・・・・・・・っということで、ノートルダム大聖堂の近くに船着き場があって、クルーズ船に乗ります。
↓前方が船着き場。

乗ったのは屋根のないオープンタイプ。↓
今日は晴れて暑いくらいですから、屋根付きよりこちらで正解。
開放的で気持ちいいです。
チケットには座席番号が書かれていますので、ぼくのように知らずに他人の席に座らないこと。

イヤホンが配られ、日本語も用意されています。

ストラスブールはドイツとの国境に近く、何度もドイツ領になったりフランス領になったりを繰り返しています。
どちらかというと、神聖ローマ帝国の領地だったので、今はフランスだけどドイツが基本でしょうね。
何しろ交通の要衝で、ライン川で海と繋がっているんです。
こんな内陸なのに。

ルネッサンス期以降は、自由な気風で早くからプロテスタントに傾倒しています。
前出のグーテンベルクやゲーテ、モーツァルトなど文化面でも存在感を示しています。
ルイ14世が領土を拡大し、三十年戦争を経てフランス領に。
1871年の普仏戦争のあとは再度プロイセン(ドイツ)領に。
第一次世界大戦でフランスが取り戻し、第二次世界大戦でヒトラーが一時占領と目まぐるしく支配が変わっています。

この辺りがプチッとフランスと言われる地域で、これまでいろいろ訪れてきたアルザス地方の雰囲気に変わります。

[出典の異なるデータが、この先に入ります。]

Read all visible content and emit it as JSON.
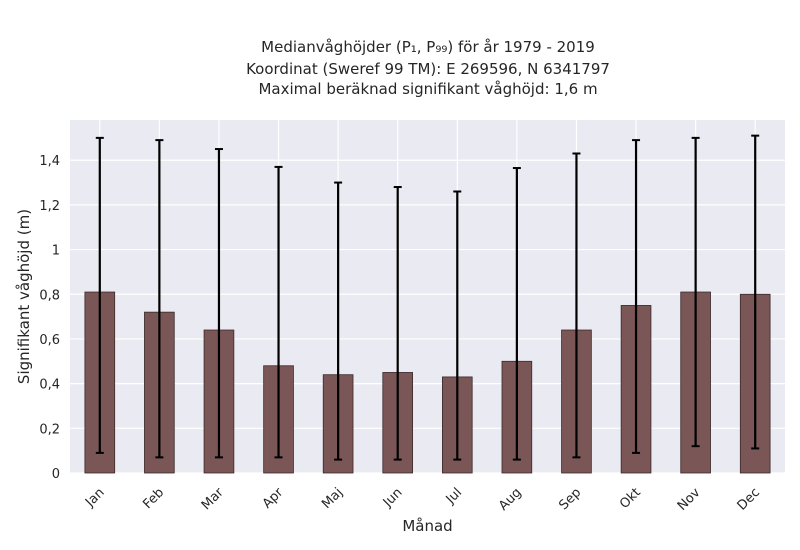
{
  "chart_data": {
    "type": "bar",
    "title_lines": [
      "Medianvåghöjder (P₁, P₉₉) för år 1979 - 2019",
      "Koordinat (Sweref 99 TM): E 269596, N 6341797",
      "Maximal beräknad signifikant våghöjd: 1,6 m"
    ],
    "xlabel": "Månad",
    "ylabel": "Signifikant våghöjd (m)",
    "categories": [
      "Jan",
      "Feb",
      "Mar",
      "Apr",
      "Maj",
      "Jun",
      "Jul",
      "Aug",
      "Sep",
      "Okt",
      "Nov",
      "Dec"
    ],
    "median": [
      0.81,
      0.72,
      0.64,
      0.48,
      0.44,
      0.45,
      0.43,
      0.5,
      0.64,
      0.75,
      0.81,
      0.8
    ],
    "p1": [
      0.09,
      0.07,
      0.07,
      0.07,
      0.06,
      0.06,
      0.06,
      0.06,
      0.07,
      0.09,
      0.12,
      0.11
    ],
    "p99": [
      1.5,
      1.49,
      1.45,
      1.37,
      1.3,
      1.28,
      1.26,
      1.365,
      1.43,
      1.49,
      1.5,
      1.51
    ],
    "ylim": [
      0,
      1.58
    ],
    "yticks": [
      0,
      0.2,
      0.4,
      0.6,
      0.8,
      1,
      1.2,
      1.4
    ],
    "ytick_labels": [
      "0",
      "0,2",
      "0,4",
      "0,6",
      "0,8",
      "1",
      "1,2",
      "1,4"
    ],
    "grid": true,
    "colors": {
      "bar_fill": "#7a5656",
      "bar_edge": "#3a2a2a",
      "error_bar": "#000000",
      "plot_bg": "#eaeaf2",
      "grid": "#ffffff"
    }
  }
}
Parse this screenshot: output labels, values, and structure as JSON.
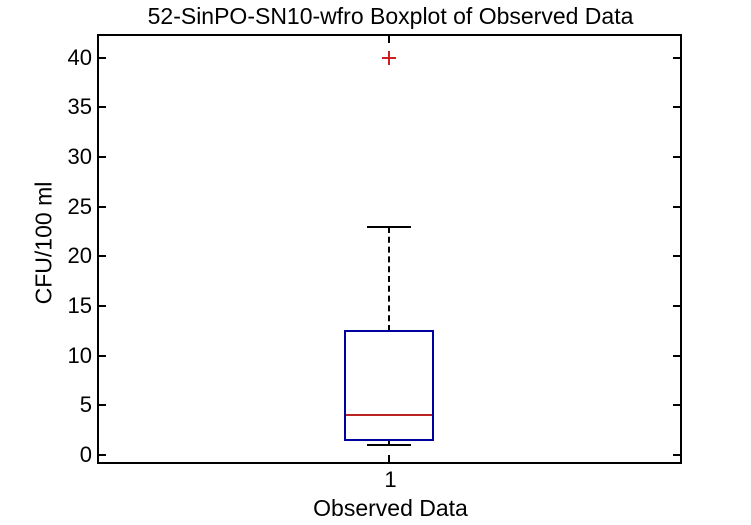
{
  "window": {
    "background": "#ffffff"
  },
  "chart_data": {
    "type": "boxplot",
    "title": "52-SinPO-SN10-wfro Boxplot of Observed Data",
    "xlabel": "Observed Data",
    "ylabel": "CFU/100 ml",
    "categories": [
      "1"
    ],
    "yticks": [
      0,
      5,
      10,
      15,
      20,
      25,
      30,
      35,
      40
    ],
    "ylim": [
      -0.8,
      42.3
    ],
    "grid": false,
    "legend": "none",
    "series": [
      {
        "name": "1",
        "lower_whisker": 1,
        "q1": 1.5,
        "median": 4,
        "q3": 12.5,
        "upper_whisker": 23,
        "outliers": [
          40
        ]
      }
    ],
    "colors": {
      "box": "#0000A0",
      "median": "#BB2222",
      "outlier": "#CC2020",
      "whisker": "#000000",
      "axis": "#000000",
      "text": "#000000"
    }
  }
}
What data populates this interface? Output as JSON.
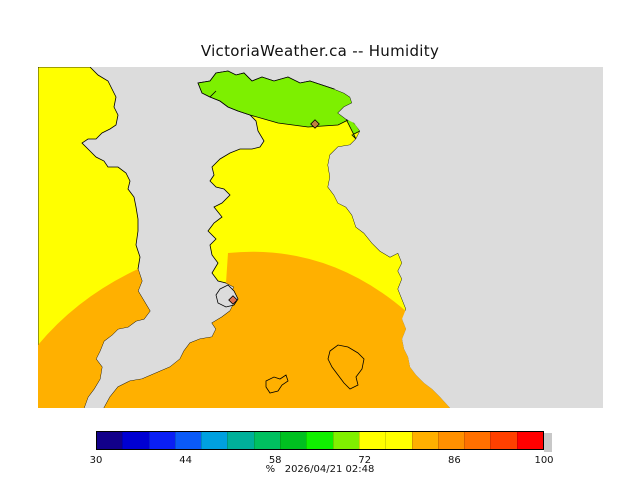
{
  "title": "VictoriaWeather.ca -- Humidity",
  "legend": {
    "unit": "%",
    "timestamp": "2026/04/21 02:48",
    "ticks": [
      "30",
      "44",
      "58",
      "72",
      "86",
      "100"
    ],
    "colors": [
      "#12008a",
      "#0000d2",
      "#0a1ff5",
      "#0a5af8",
      "#00a0e0",
      "#00b09a",
      "#00c060",
      "#00c020",
      "#10f000",
      "#80f000",
      "#ffff00",
      "#ffff00",
      "#ffb000",
      "#ff9000",
      "#ff7000",
      "#ff4000",
      "#ff0000"
    ]
  },
  "map": {
    "land_colors": {
      "yellow": "#ffff00",
      "orange": "#ffb000",
      "green": "#7df000",
      "water": "#dcdcdc"
    },
    "station_markers": [
      "station-marker-north",
      "station-marker-south"
    ]
  }
}
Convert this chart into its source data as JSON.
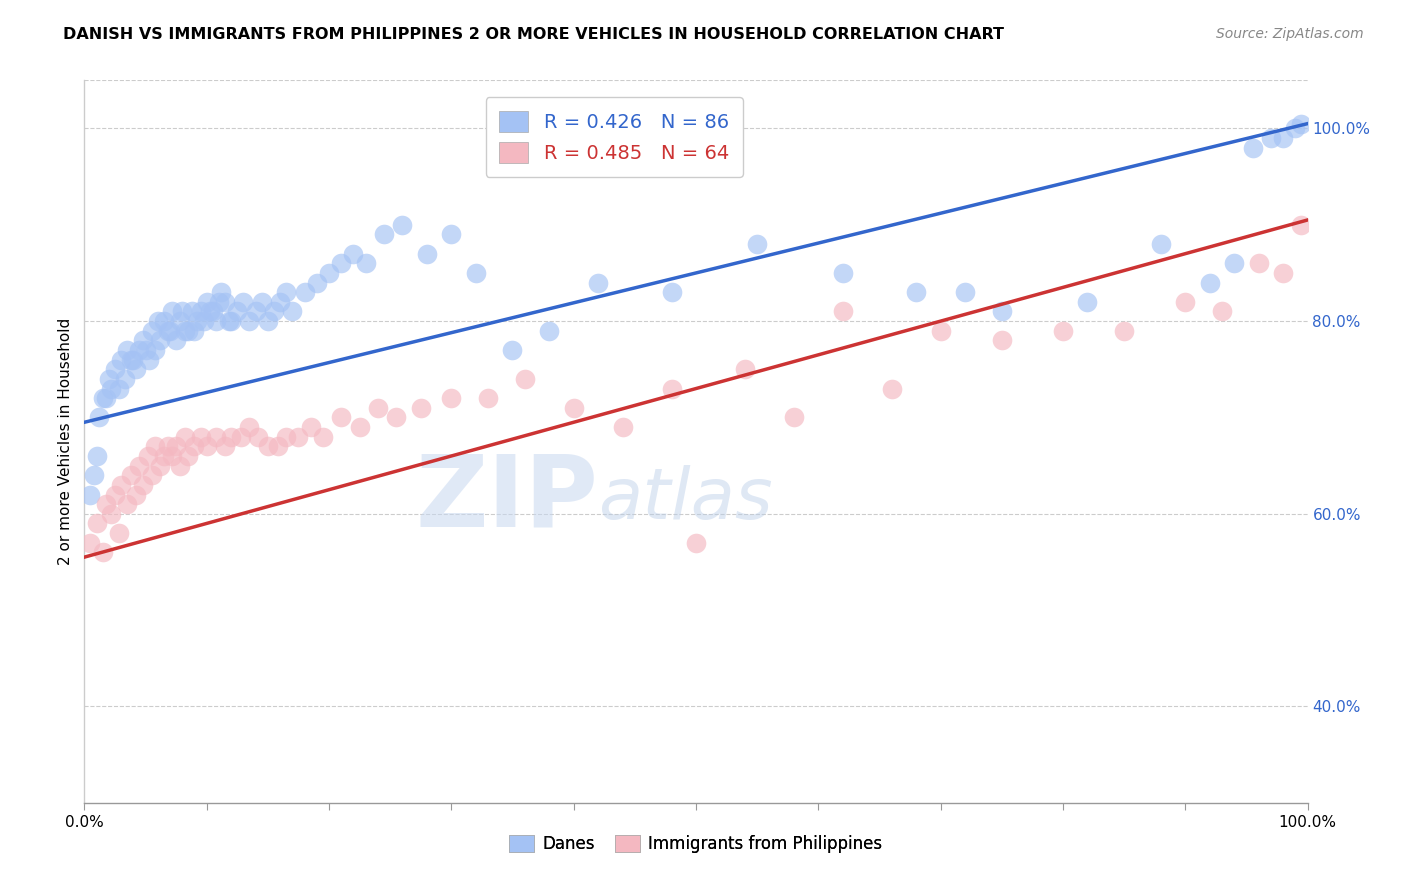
{
  "title": "DANISH VS IMMIGRANTS FROM PHILIPPINES 2 OR MORE VEHICLES IN HOUSEHOLD CORRELATION CHART",
  "source": "Source: ZipAtlas.com",
  "ylabel": "2 or more Vehicles in Household",
  "legend_blue_r": "R = 0.426",
  "legend_blue_n": "N = 86",
  "legend_pink_r": "R = 0.485",
  "legend_pink_n": "N = 64",
  "blue_color": "#a4c2f4",
  "pink_color": "#f4b8c1",
  "blue_line_color": "#3366cc",
  "pink_line_color": "#cc3333",
  "blue_line_start_y": 0.695,
  "blue_line_end_y": 1.005,
  "pink_line_start_y": 0.555,
  "pink_line_end_y": 0.905,
  "xlim": [
    0.0,
    1.0
  ],
  "ylim": [
    0.3,
    1.05
  ],
  "yticks": [
    0.4,
    0.6,
    0.8,
    1.0
  ],
  "ytick_labels": [
    "40.0%",
    "60.0%",
    "80.0%",
    "100.0%"
  ],
  "xtick_labels_shown": [
    "0.0%",
    "100.0%"
  ],
  "watermark_zip": "ZIP",
  "watermark_atlas": "atlas",
  "blue_x": [
    0.005,
    0.008,
    0.01,
    0.012,
    0.015,
    0.018,
    0.02,
    0.022,
    0.025,
    0.028,
    0.03,
    0.033,
    0.035,
    0.038,
    0.04,
    0.042,
    0.045,
    0.048,
    0.05,
    0.053,
    0.055,
    0.058,
    0.06,
    0.062,
    0.065,
    0.068,
    0.07,
    0.072,
    0.075,
    0.078,
    0.08,
    0.082,
    0.085,
    0.088,
    0.09,
    0.092,
    0.095,
    0.098,
    0.1,
    0.103,
    0.105,
    0.108,
    0.11,
    0.112,
    0.115,
    0.118,
    0.12,
    0.125,
    0.13,
    0.135,
    0.14,
    0.145,
    0.15,
    0.155,
    0.16,
    0.165,
    0.17,
    0.18,
    0.19,
    0.2,
    0.21,
    0.22,
    0.23,
    0.245,
    0.26,
    0.28,
    0.3,
    0.32,
    0.35,
    0.38,
    0.42,
    0.48,
    0.55,
    0.62,
    0.68,
    0.72,
    0.75,
    0.82,
    0.88,
    0.92,
    0.94,
    0.955,
    0.97,
    0.98,
    0.99,
    0.995
  ],
  "blue_y": [
    0.62,
    0.64,
    0.66,
    0.7,
    0.72,
    0.72,
    0.74,
    0.73,
    0.75,
    0.73,
    0.76,
    0.74,
    0.77,
    0.76,
    0.76,
    0.75,
    0.77,
    0.78,
    0.77,
    0.76,
    0.79,
    0.77,
    0.8,
    0.78,
    0.8,
    0.79,
    0.79,
    0.81,
    0.78,
    0.8,
    0.81,
    0.79,
    0.79,
    0.81,
    0.79,
    0.8,
    0.81,
    0.8,
    0.82,
    0.81,
    0.81,
    0.8,
    0.82,
    0.83,
    0.82,
    0.8,
    0.8,
    0.81,
    0.82,
    0.8,
    0.81,
    0.82,
    0.8,
    0.81,
    0.82,
    0.83,
    0.81,
    0.83,
    0.84,
    0.85,
    0.86,
    0.87,
    0.86,
    0.89,
    0.9,
    0.87,
    0.89,
    0.85,
    0.77,
    0.79,
    0.84,
    0.83,
    0.88,
    0.85,
    0.83,
    0.83,
    0.81,
    0.82,
    0.88,
    0.84,
    0.86,
    0.98,
    0.99,
    0.99,
    1.0,
    1.005
  ],
  "pink_x": [
    0.005,
    0.01,
    0.015,
    0.018,
    0.022,
    0.025,
    0.028,
    0.03,
    0.035,
    0.038,
    0.042,
    0.045,
    0.048,
    0.052,
    0.055,
    0.058,
    0.062,
    0.065,
    0.068,
    0.072,
    0.075,
    0.078,
    0.082,
    0.085,
    0.09,
    0.095,
    0.1,
    0.108,
    0.115,
    0.12,
    0.128,
    0.135,
    0.142,
    0.15,
    0.158,
    0.165,
    0.175,
    0.185,
    0.195,
    0.21,
    0.225,
    0.24,
    0.255,
    0.275,
    0.3,
    0.33,
    0.36,
    0.4,
    0.44,
    0.48,
    0.5,
    0.54,
    0.58,
    0.62,
    0.66,
    0.7,
    0.75,
    0.8,
    0.85,
    0.9,
    0.93,
    0.96,
    0.98,
    0.995
  ],
  "pink_y": [
    0.57,
    0.59,
    0.56,
    0.61,
    0.6,
    0.62,
    0.58,
    0.63,
    0.61,
    0.64,
    0.62,
    0.65,
    0.63,
    0.66,
    0.64,
    0.67,
    0.65,
    0.66,
    0.67,
    0.66,
    0.67,
    0.65,
    0.68,
    0.66,
    0.67,
    0.68,
    0.67,
    0.68,
    0.67,
    0.68,
    0.68,
    0.69,
    0.68,
    0.67,
    0.67,
    0.68,
    0.68,
    0.69,
    0.68,
    0.7,
    0.69,
    0.71,
    0.7,
    0.71,
    0.72,
    0.72,
    0.74,
    0.71,
    0.69,
    0.73,
    0.57,
    0.75,
    0.7,
    0.81,
    0.73,
    0.79,
    0.78,
    0.79,
    0.79,
    0.82,
    0.81,
    0.86,
    0.85,
    0.9
  ]
}
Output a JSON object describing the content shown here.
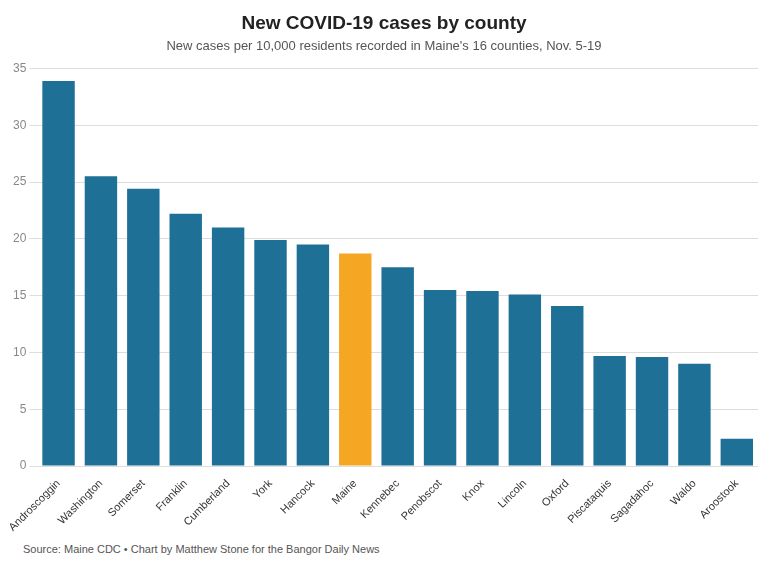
{
  "chart_data": {
    "type": "bar",
    "title": "New COVID-19 cases by county",
    "subtitle": "New cases per 10,000 residents recorded in Maine's 16 counties, Nov. 5-19",
    "source": "Source: Maine CDC • Chart by Matthew Stone for the Bangor Daily News",
    "categories": [
      "Androscoggin",
      "Washington",
      "Somerset",
      "Franklin",
      "Cumberland",
      "York",
      "Hancock",
      "Maine",
      "Kennebec",
      "Penobscot",
      "Knox",
      "Lincoln",
      "Oxford",
      "Piscataquis",
      "Sagadahoc",
      "Waldo",
      "Aroostook"
    ],
    "values": [
      33.9,
      25.5,
      24.4,
      22.2,
      21.0,
      19.9,
      19.5,
      18.7,
      17.5,
      15.5,
      15.4,
      15.1,
      14.1,
      9.7,
      9.6,
      9.0,
      2.4
    ],
    "colors": [
      "#1f7097",
      "#1f7097",
      "#1f7097",
      "#1f7097",
      "#1f7097",
      "#1f7097",
      "#1f7097",
      "#f5a623",
      "#1f7097",
      "#1f7097",
      "#1f7097",
      "#1f7097",
      "#1f7097",
      "#1f7097",
      "#1f7097",
      "#1f7097",
      "#1f7097"
    ],
    "ylim": [
      0,
      35
    ],
    "yticks": [
      0,
      5,
      10,
      15,
      20,
      25,
      30,
      35
    ],
    "grid": true
  }
}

面白かったのが、水位の差を調整する水門を経験できたことです。
前の水門。↓

↓後ろの水門。

徐々に水位が上がっていくのを経験できました。
もう一つの水門では、水位が下がる経験ができます。
↓こちらは水位が上がる水門で、開閉の仕組みを見ようとしたけど、よく分からん。

船に向かって橋の上や、土手で日向ぼっこしている人が手を振ってくれます。
平和っていいなと自然に思ってしまいます。
↓これは船の通過を妨げないよう回転する橋。

そう、平和なんですよ。
あれだけ憎しみ合い、殺し合っていたフランスとドイツがこんな間柄になるなんて誰が想像できたでしょう。
だって、ナチスの占領時、アルザスの若い男性たちはドイツ軍として徴兵され、東部戦線に送られたそうですよ。
村々にあった戦死者の名前を彫った慰霊碑は、そういう意味だったのですね。
平和がいちばん。
普仏戦争のあとドイツ領になったとき、ドイツの優越性を見せつけるために川岸に沿って建てられた建築群。

結局のところ、両国ともキリスト教という共通のベースがあるからこそなんでしょうね。

同じ風景でも、地上で見るか水面からかによって印象が違うもので、風景が立体的になります。

形のいいセントポール教会。

乗船時間は1時間15分くらい。
最後は歴史地区の先の超近代的ビル群を見せてくれます。

特に欧州議会(ルイーズワイスビル) は一見の価値があります。
・・・・・・・
ランチは路地裏なのに地元民で繁盛する店を発見。
ぼくはライスの上にサーモンが乗ったイタリア風混ぜご飯。

本当はビールかワインが欲しいところだけどね。
旅行中はコーラが欲しくなります。
ドイツが整備した地域にあるプラス・ド・ラ・レピュブリック庭園。

春爛漫です。

カミさんが水門の開閉を見たいと言うので。

残念ながら船が通過したあと。

藤の花が綺麗です。

これにて今回の観光はオシマイ。

明日はアムステルダムへ大移動日なので、早めにコルマールに戻ってきました。
4泊の間お世話になったカルフール。
なんとも品数が貧弱ですが、スーパーは周囲にこれしかないので使わざるを得ませんでした。

明日のバス移動に備えて食料を買い込みます。